Das zweite Wahlprogramm, "Plan B", ist das realistische Wahlprogramm, an dessen Erfüllung sich eine Partei in jedem Fall messen lassen muss. Das bedeutet, die hier aufgeführten Ziele

  • müssen nachprüfbar sein, operationalisierbar und mathematisierbar.
    "Wir wollen Frieden in Nahost." ist kein mathematisierbares Ziel. "Wir brechen alle politischen und wirtschaftlichen  Kontakte zu jenen ab, die den Krieg in Nahost auf der einen oder anderen Seite unterstützen und wir koalieren mit keiner Partei, die das nicht mitgeht." ist mathematisierbar. 
  • müssen auch umsetzbar sein, wenn die Agrar-, Auto-, Energie- und Waffenlobby dagegen ballern.
    Wenn Ihr wisst, dass die Konzerne Eure Ziele sabotieren werden, warum wollt Ihr sie dann ins Wahlprogramm schreiben? Mutig wäre Euer Programm, wenn Ihr Wege aufzeigtet, dagegen zu halten. Und Ihr koaliert mit keiner Partei, die das nicht mitgeht. 
  • müssen auch umsetzbar sein, wenn der Hegemon, der POTUS, der Imperator der westlichen Welt dagegen ballert.
    Wenn Ihr wisst, dass wer-auch-immer-in-Washington Eure Ziele sabotieren wird, warum wollt Ihr sie dann ins Wahlprogramm schreiben? Mutig wäre Euer Programm, wenn Ihr Wege aufzeigtet, dagegen zu halten. Und Ihr koaliert mit keiner Partei, die das nicht mitgeht. 
  • müssen auch umsetzbar sein, wenn die Reichen dagegen ballern.
    Wenn Ihr wisst, dass die Reichen Eure Ziele sabotieren werden, warum wollt Ihr sie dann ins Wahlprogramm schreiben? Mutig wäre Euer Programm, wenn Ihr Wege aufzeigtet, dagegen zu halten. Und Ihr koaliert mit keiner Partei, die das nicht mitgeht. 
  • müssen auch umsetzbar sein, wenn russische, chinesische, europäische und amerikanische Geheimdienste in den asozialen Netzen dagegen ballern.
    Wenn Ihr wisst, dass Geheimdienste of any color and any kind Eure Ziele sabotieren werden, warum wollt Ihr sie dann ins Wahlprogramm schreiben? Mutig wäre Euer Programm, wenn Ihr Wege aufzeigtet, dagegen zu halten. Und Ihr koaliert mit keiner Partei, die das nicht mitgeht. 
Zugegeben: "Plan B" wird ein dünner, leicht fasslicher Reader. Aber die Leute werden Euch lieben.

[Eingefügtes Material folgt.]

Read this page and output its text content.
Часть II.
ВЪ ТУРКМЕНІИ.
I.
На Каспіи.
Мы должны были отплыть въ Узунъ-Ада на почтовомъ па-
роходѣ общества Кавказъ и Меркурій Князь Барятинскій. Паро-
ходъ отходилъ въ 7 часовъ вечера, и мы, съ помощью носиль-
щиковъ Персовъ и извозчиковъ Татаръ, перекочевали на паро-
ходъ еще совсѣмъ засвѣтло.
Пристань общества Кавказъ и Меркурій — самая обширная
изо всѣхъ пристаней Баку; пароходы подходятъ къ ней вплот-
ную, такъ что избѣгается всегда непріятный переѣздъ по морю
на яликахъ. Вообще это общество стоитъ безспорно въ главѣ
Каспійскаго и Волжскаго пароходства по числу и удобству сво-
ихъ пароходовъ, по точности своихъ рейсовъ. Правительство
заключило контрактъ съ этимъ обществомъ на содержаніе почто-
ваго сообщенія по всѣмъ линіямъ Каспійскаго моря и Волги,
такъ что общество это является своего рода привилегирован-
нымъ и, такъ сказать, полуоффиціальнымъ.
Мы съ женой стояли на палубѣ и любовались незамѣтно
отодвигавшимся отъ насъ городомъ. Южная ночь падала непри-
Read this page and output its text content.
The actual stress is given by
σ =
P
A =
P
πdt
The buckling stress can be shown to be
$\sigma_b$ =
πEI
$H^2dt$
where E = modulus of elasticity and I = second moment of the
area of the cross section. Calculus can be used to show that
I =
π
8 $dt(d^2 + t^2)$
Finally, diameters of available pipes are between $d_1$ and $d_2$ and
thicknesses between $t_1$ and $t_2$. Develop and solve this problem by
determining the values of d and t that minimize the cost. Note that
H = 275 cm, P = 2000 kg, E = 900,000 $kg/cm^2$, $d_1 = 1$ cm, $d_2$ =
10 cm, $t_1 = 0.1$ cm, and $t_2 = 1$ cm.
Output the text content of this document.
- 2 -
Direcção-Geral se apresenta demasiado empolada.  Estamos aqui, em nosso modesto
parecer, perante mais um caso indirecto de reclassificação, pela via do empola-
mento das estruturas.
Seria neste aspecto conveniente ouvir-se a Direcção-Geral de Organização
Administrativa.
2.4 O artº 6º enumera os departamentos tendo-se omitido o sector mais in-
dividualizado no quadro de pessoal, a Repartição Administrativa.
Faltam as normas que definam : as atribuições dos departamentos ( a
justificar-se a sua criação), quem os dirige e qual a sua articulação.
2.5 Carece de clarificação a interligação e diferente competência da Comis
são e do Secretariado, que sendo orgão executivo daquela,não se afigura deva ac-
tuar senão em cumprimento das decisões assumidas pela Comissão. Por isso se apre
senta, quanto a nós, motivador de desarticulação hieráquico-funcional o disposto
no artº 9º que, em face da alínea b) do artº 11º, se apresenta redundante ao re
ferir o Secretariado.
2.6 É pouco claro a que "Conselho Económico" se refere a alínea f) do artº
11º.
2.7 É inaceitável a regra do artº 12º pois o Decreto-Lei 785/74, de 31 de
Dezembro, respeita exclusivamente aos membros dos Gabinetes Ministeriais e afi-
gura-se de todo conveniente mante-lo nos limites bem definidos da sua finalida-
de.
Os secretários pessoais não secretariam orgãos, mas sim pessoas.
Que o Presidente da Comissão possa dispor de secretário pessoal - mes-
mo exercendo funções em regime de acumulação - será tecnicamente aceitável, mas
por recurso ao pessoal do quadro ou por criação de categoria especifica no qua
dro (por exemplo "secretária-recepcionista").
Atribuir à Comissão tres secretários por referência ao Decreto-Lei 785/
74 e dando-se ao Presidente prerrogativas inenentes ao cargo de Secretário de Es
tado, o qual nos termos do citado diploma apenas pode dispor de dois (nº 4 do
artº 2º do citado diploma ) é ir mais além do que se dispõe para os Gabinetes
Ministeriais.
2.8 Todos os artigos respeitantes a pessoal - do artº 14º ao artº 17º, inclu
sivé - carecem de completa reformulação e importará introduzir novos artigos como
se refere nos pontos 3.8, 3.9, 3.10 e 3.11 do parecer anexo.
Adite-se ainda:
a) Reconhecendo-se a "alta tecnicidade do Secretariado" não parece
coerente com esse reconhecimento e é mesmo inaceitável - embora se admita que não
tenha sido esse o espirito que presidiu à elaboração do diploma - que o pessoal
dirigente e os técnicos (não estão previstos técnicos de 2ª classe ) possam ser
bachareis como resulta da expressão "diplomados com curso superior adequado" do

Und ich würde Euch wieder wählen.



Wahlplakat der Grünen 1983. 
Habeck 2022: "Jetzt ist keine Zeit für Pazifismus."
Den Spruch verzeihe ich ihm NIE.







¹ Was für eine hammer-heroische, geradezu mythische Formulierung, oder!? Aber sie stimmt: Verglichen mit dem Doitschen Grundgesetz gibt es auf diesem Planeten nur noch schlechtere Staats-Verfassungen. Und ich habe im Laufe meines Lebens drei Mal geschworen, unsere Verfassung zu achten und zu schützen. Daran fühle ich mich nach wie vor gebunden, und das ist gut so.